Euclises has an open US IND. The Phase 1 study is on track to dose the first patient with our lead molecule, ECP-1014, in the third quarter 2021. Details can be found at (

Combination with Immuno-Oncology Agents

Numerous researchers have demonstrated the importance of the tumor immune microenvironment in determining an individual patient’s response to immunotherapy regimens. Euclises is studying the impact of ECP-1014 on disabling or reprogramming these immunosuppressive microenvironments that can drive non-responsiveness to immuno-oncology drugs.

Overproduction of prostaglandin E2 (PGE-2) by COX-2 promotes tumor proliferation, invasiveness, metastasis, and, most importantly for Euclises’ therapies, suppression of the immune system. PGE-2 mediated immune suppression in the TME has been suggested as the root of non-responsiveness to IO agents in certain tumors types and patients. These effects are especially pronounced in tumor types in which the COX-2 enzyme is known to be over-expressed or highly active.

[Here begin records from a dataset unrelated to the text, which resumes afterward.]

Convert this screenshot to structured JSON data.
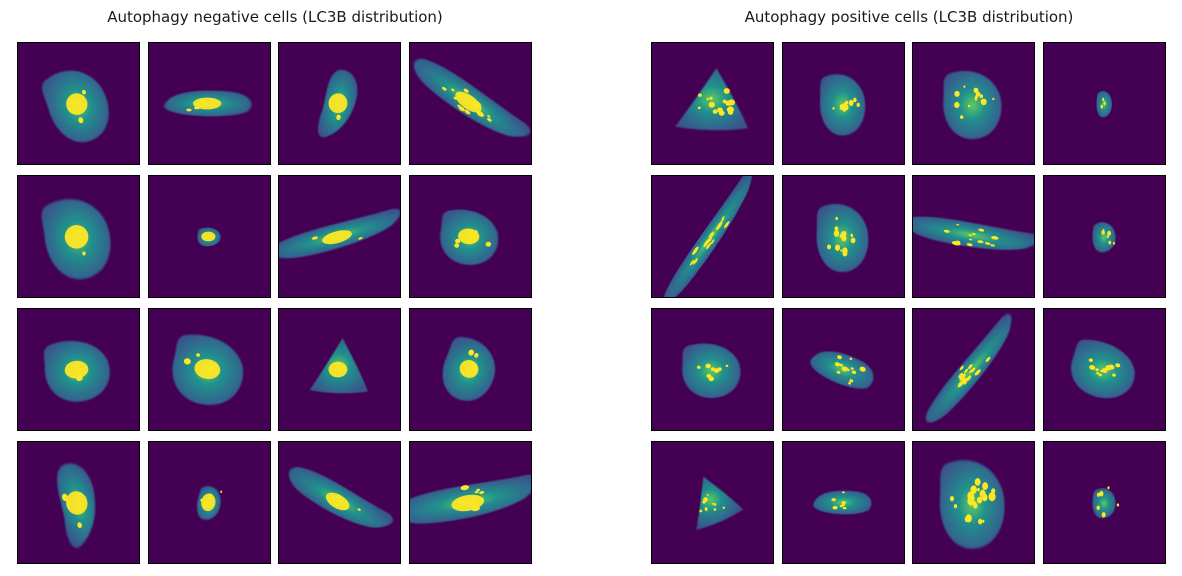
{
  "panels": [
    {
      "title": "Autophagy negative cells (LC3B distribution)",
      "cells": [
        {
          "shape": "blob",
          "rot": -20,
          "sx": 0.9,
          "sy": 1.1,
          "spots": 4
        },
        {
          "shape": "oval",
          "rot": 0,
          "sx": 1.2,
          "sy": 0.6,
          "spots": 2
        },
        {
          "shape": "drop",
          "rot": 10,
          "sx": 0.8,
          "sy": 1.0,
          "spots": 1
        },
        {
          "shape": "long",
          "rot": 35,
          "sx": 1.3,
          "sy": 0.7,
          "spots": 14
        },
        {
          "shape": "blob",
          "rot": -10,
          "sx": 1.0,
          "sy": 1.2,
          "spots": 2
        },
        {
          "shape": "small",
          "rot": 0,
          "sx": 0.6,
          "sy": 0.5,
          "spots": 1
        },
        {
          "shape": "long",
          "rot": -15,
          "sx": 1.3,
          "sy": 0.6,
          "spots": 2
        },
        {
          "shape": "blob",
          "rot": 5,
          "sx": 0.9,
          "sy": 0.8,
          "spots": 6
        },
        {
          "shape": "blob",
          "rot": -5,
          "sx": 1.0,
          "sy": 0.9,
          "spots": 3
        },
        {
          "shape": "blob",
          "rot": 10,
          "sx": 1.1,
          "sy": 1.0,
          "spots": 4
        },
        {
          "shape": "tri",
          "rot": 0,
          "sx": 0.8,
          "sy": 0.8,
          "spots": 1
        },
        {
          "shape": "blob",
          "rot": 20,
          "sx": 0.8,
          "sy": 0.9,
          "spots": 5
        },
        {
          "shape": "drop",
          "rot": -15,
          "sx": 0.9,
          "sy": 1.2,
          "spots": 4
        },
        {
          "shape": "small",
          "rot": 10,
          "sx": 0.6,
          "sy": 0.9,
          "spots": 6
        },
        {
          "shape": "long",
          "rot": 30,
          "sx": 1.1,
          "sy": 0.7,
          "spots": 3
        },
        {
          "shape": "long",
          "rot": -10,
          "sx": 1.4,
          "sy": 0.8,
          "spots": 10
        }
      ]
    },
    {
      "title": "Autophagy positive cells (LC3B distribution)",
      "cells": [
        {
          "shape": "tri",
          "rot": 0,
          "sx": 1.0,
          "sy": 0.9,
          "spots": 14
        },
        {
          "shape": "blob",
          "rot": 0,
          "sx": 0.7,
          "sy": 0.9,
          "spots": 12
        },
        {
          "shape": "blob",
          "rot": 0,
          "sx": 0.9,
          "sy": 1.0,
          "spots": 12
        },
        {
          "shape": "small",
          "rot": 0,
          "sx": 0.4,
          "sy": 0.7,
          "spots": 4
        },
        {
          "shape": "long",
          "rot": -55,
          "sx": 1.5,
          "sy": 0.45,
          "spots": 14
        },
        {
          "shape": "blob",
          "rot": 0,
          "sx": 0.8,
          "sy": 1.0,
          "spots": 16
        },
        {
          "shape": "long",
          "rot": 10,
          "sx": 1.3,
          "sy": 0.6,
          "spots": 14
        },
        {
          "shape": "small",
          "rot": 0,
          "sx": 0.6,
          "sy": 0.8,
          "spots": 6
        },
        {
          "shape": "blob",
          "rot": 0,
          "sx": 0.9,
          "sy": 0.8,
          "spots": 10
        },
        {
          "shape": "oval",
          "rot": 20,
          "sx": 0.9,
          "sy": 0.7,
          "spots": 14
        },
        {
          "shape": "long",
          "rot": -50,
          "sx": 1.3,
          "sy": 0.55,
          "spots": 16
        },
        {
          "shape": "blob",
          "rot": 15,
          "sx": 1.0,
          "sy": 0.8,
          "spots": 12
        },
        {
          "shape": "tri",
          "rot": -25,
          "sx": 0.7,
          "sy": 0.7,
          "spots": 10
        },
        {
          "shape": "oval",
          "rot": 0,
          "sx": 0.8,
          "sy": 0.55,
          "spots": 8
        },
        {
          "shape": "blob",
          "rot": 0,
          "sx": 1.0,
          "sy": 1.3,
          "spots": 22
        },
        {
          "shape": "small",
          "rot": 0,
          "sx": 0.6,
          "sy": 0.8,
          "spots": 6
        }
      ]
    }
  ],
  "colors": {
    "background": "#440154",
    "cytoplasm": "#3b528b",
    "cytoplasm_light": "#31688e",
    "mid": "#21918c",
    "bright": "#5ec962",
    "spot": "#fde725",
    "tile_border": "#000000"
  }
}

In addition, animal tumor models show that ECP-1014 can quite effectively convert “cold” tumors (those that are typically non-responsive to checkpoint therapy) into “hot” tumors with dramatic immune responses. Combination with checkpoint inhibitors in these tumor lines has resulted in regression and even complete eradication of the tumor. These findings underscore the potential for Euclises’ drugs to work synergistically with IO agents and to transform patient outcomes particularly in the context of COX-2 dependent tumors that have historically shown poor response to IO therapy (e.g. murine models of colorectal and triple negative breast cancer).